Once bound, CubePlex opens the Stream connection automatically. (Note: re-enabling a disabled Stream account currently requires an API restart to re-establish the socket — see the Overview.)

Step 6 — Test it

Add the bot to a chat (or DM it directly) and @-mention it in a group, or just message it in a DM. The first time, CubePlex needs to know who you are:

  • If you granted the user-profile (email) permission in Step 4, CubePlex resolves your DingTalk email automatically and — if that email matches a CubePlex account in this workspace — runs your message immediately.
  • Otherwise, the bot asks you to link.

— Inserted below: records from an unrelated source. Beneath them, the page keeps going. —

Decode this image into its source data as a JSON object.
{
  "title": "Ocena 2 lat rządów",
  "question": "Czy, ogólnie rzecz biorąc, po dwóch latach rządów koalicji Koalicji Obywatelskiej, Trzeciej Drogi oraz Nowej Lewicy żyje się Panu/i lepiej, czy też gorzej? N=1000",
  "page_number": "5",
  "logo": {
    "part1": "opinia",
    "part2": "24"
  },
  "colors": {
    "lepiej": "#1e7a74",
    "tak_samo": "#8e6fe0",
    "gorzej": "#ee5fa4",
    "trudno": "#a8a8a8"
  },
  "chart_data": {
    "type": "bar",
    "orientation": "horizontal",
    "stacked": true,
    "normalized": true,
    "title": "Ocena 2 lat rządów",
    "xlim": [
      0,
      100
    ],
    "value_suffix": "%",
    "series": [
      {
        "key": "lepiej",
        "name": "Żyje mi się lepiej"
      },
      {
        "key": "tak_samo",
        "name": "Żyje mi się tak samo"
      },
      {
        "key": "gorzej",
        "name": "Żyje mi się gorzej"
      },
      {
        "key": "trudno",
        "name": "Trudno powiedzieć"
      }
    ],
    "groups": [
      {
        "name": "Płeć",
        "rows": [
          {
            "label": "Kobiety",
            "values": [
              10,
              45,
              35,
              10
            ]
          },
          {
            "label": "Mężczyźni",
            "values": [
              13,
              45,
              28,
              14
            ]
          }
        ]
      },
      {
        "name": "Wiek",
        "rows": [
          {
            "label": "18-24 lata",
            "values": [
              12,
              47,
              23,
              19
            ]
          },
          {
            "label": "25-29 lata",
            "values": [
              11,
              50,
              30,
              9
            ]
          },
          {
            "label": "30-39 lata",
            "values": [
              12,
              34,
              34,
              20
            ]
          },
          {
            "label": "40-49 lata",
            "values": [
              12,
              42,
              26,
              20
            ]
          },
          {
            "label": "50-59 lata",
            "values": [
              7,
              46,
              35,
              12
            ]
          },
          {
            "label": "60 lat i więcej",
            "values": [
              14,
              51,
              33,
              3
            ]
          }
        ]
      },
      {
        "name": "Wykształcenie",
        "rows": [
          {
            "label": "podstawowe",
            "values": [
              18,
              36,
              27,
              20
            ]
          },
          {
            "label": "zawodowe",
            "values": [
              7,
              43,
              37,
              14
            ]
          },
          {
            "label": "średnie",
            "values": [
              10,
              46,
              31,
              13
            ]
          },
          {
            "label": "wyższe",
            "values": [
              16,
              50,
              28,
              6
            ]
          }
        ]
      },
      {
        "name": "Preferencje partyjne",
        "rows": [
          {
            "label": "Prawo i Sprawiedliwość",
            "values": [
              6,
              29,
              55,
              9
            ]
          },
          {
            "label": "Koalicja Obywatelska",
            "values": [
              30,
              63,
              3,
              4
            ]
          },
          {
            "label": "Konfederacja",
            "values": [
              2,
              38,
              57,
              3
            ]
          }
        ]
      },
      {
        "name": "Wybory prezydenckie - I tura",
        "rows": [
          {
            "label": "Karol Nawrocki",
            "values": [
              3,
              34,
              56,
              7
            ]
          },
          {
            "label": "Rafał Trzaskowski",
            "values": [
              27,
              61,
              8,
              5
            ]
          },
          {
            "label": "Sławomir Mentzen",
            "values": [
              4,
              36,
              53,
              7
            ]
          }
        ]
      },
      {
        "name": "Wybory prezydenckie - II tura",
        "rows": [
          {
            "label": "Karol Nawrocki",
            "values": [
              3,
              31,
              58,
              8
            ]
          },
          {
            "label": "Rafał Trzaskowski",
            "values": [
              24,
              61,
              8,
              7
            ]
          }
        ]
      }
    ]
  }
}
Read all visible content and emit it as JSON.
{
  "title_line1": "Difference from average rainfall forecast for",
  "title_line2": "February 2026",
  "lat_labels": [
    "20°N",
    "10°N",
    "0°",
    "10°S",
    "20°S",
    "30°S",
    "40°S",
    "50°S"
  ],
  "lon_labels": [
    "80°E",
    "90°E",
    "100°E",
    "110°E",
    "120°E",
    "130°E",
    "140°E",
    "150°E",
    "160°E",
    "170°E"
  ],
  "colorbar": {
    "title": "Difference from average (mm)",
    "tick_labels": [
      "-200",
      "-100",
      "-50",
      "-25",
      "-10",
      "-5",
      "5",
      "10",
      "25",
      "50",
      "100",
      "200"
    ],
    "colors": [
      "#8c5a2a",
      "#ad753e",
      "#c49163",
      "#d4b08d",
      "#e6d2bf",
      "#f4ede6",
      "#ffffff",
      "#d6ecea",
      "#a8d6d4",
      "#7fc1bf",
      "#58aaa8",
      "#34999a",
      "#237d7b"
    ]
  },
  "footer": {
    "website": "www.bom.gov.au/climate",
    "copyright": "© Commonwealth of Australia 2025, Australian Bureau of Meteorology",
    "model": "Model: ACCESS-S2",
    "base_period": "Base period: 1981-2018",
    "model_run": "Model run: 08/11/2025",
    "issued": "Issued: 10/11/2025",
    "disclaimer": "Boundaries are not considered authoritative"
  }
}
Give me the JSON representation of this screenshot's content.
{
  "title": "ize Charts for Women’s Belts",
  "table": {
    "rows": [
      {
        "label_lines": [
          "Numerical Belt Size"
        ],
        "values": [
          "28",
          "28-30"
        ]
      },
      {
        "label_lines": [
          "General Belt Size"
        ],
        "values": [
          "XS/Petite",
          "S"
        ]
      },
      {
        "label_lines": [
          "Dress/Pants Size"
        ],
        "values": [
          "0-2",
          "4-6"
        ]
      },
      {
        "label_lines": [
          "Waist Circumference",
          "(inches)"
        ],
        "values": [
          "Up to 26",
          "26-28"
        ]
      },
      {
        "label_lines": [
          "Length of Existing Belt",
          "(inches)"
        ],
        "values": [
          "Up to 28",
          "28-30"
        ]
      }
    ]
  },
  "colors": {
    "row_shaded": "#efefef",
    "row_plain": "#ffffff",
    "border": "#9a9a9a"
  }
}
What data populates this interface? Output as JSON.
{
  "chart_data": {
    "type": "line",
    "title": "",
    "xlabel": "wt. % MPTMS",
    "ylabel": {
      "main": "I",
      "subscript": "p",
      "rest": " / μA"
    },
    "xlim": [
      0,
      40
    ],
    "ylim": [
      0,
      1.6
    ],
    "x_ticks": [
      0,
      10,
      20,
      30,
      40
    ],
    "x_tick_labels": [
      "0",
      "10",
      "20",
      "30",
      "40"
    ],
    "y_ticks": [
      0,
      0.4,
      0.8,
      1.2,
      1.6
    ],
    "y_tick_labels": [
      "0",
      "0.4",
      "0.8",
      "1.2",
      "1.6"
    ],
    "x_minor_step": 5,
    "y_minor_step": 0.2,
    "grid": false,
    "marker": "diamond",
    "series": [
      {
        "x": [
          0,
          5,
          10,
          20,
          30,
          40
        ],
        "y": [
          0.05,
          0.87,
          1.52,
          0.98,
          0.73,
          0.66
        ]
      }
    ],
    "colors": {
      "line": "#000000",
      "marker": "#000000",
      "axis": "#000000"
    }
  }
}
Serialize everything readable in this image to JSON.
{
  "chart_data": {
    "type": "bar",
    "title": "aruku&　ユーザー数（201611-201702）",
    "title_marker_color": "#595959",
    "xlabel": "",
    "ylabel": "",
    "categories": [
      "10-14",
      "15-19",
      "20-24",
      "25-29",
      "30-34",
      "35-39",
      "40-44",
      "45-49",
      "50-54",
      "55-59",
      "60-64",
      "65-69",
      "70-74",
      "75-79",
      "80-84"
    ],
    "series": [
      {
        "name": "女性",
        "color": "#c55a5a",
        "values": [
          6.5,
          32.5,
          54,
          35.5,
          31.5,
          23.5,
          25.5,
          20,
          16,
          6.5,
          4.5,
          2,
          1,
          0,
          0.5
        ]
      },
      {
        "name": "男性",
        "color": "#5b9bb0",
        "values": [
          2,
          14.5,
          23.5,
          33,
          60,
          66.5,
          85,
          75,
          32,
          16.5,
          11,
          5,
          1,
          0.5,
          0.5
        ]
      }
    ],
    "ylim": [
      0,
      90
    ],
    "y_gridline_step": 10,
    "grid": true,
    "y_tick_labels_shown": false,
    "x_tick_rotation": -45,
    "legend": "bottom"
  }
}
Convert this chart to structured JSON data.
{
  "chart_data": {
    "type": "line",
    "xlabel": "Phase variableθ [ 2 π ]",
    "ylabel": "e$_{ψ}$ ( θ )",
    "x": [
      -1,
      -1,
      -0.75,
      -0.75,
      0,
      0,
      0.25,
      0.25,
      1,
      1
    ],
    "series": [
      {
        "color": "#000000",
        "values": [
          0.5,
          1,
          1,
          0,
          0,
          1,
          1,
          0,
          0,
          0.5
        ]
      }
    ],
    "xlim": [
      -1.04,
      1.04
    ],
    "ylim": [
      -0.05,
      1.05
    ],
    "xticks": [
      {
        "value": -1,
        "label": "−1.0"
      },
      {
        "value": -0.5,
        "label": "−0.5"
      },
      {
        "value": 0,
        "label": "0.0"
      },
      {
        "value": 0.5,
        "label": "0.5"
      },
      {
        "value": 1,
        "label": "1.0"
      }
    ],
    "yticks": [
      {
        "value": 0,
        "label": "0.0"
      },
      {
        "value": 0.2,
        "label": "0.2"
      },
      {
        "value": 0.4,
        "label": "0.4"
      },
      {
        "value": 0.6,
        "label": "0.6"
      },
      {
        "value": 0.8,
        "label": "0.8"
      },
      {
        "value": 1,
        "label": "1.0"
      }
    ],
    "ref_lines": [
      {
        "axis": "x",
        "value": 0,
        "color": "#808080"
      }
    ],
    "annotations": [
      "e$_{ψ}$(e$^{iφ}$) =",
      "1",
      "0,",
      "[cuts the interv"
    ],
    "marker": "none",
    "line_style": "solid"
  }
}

Send it link your@email.com (the /link your@email.com form also works), open the link the bot replies with while logged in to CubePlex, and confirm. See Identity linking.

Once linked, the bot replies with a live-updating interactive card as the agent streams its response.

Conversation commands

The DingTalk bot recognizes these as text messages (in a group, @ the bot first):

CommandAliasesEffect
link <email>/link <email>Link your DingTalk identity to your CubePlex account (see Identity linking).
/new/reset, 新对话Start a fresh conversation; your next message begins a new one.

/new and /reset are equivalent. Per-channel conversation behavior follows the channel binding mode.

Rotating credentials

There is no in-place secret edit. To rotate an AppSecret, delete the account in CubePlex and bind it again with the new AppKey + AppSecret.